Technically, Congress could enumerate a series of broad goals and then sketch a general outline of a bureaucratic administration charged with overseeing those goals. Consider, for example, the 1789 Chapter XII Act, which established the Treasury Department. It has eight sections enumerating the responsibilities of the department, providing for some procedural restrictions, and structuring the offices to avoid general conflicts of interest. Obviously, it's not a case study for a vastly expanded bureaucracy contending with a nationally-integrated, highly diversified, and rapidly changing economy. Nonetheless, the bill’s “high level” approach might be an ideal type for this kind of legislation: enumerate the big goals, provide some basic structures, and then create real executive power to operate within the limits stated.

Such an approach is inherently risky – creating executive power is never something to be taken lightly. But for health reform to be effective, a lot of leeway needs to be built into the institutions responsible for its maintenance. Moreover, this forces Americans to confront the real question of “how much government is too much government.”

However, Congress almost always errs on the side of non-delegation (except in economic crises). One also has to do some logrolling and some interest group buying, so reform legislation balloons. And then negotiators get into particulars and the various Congressional committees clash with one another over oversight responsibilities. In the end, they all try to carve out their own niches and, above all, do a lot of executive hand-tying to ensure that executive actors can't overstep their remits once the new system comes online.

Unfortunately, this wary approach usually just leads to administrative insanity. Worse yet, it can create conflicting structures seeking, ostensibly, the same goals. Moreover, explicitly enumerating policy provisions to the level of minutia helps to harden opposition to it. Congressmen seem to forget that it takes a lot of reasons to like a bill, but only one to hate it. Big bills foment and define their own opposition, making them extremely vulnerable.

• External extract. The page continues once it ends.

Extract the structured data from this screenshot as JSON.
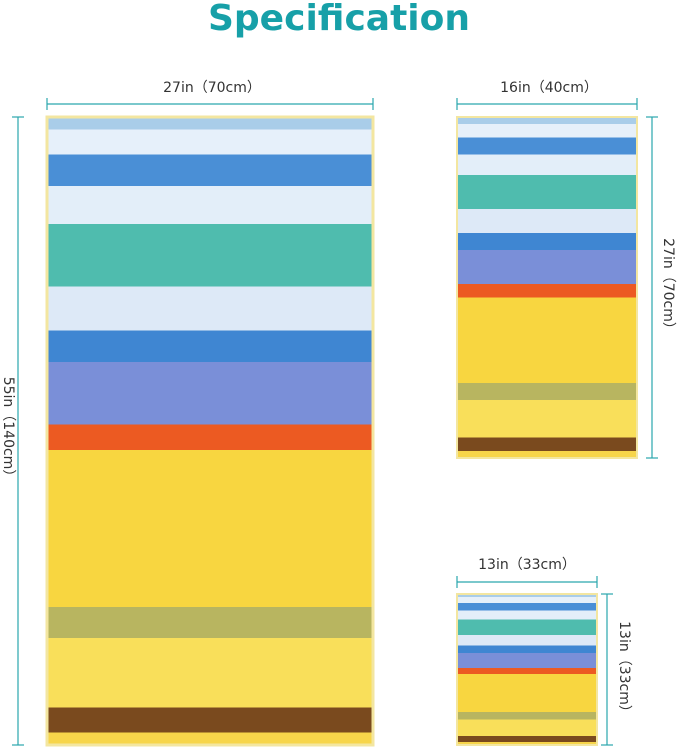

So, to wrap up, the reason that Congress can't pass a health bill is because its institutional incentives disincline it to do so. The only real way to provide this kind of coverage is to create real executive power, but Congress isn't prepared to do that without adding tons of unhelpful riders and pork.

A good health care bill won’t try to dovetail into the existing bureaucracy. Instead, it will scrap or combine existing agencies and bodies and largely start over. Indeed, it would look best if it totally rehashed Health and Human Services. The bill could punt Human Services into its own Outer Cabinet Department or combine it with HUD, and change Medicare and Medicaid to subsidiary bureaus within a newly minted Department of Health that could sit firmly in the Middle Cabinet along with Agriculture, Commerce, Interior, and Labor.

Instead, Congressmen are thinking like administrators (which they're not) trying to provide immediate services to consumers (i.e. voters nearing an election year) rather than thinking like institution builders. Until the mindset changes, they're going to continue churning out big, self-defeating bills.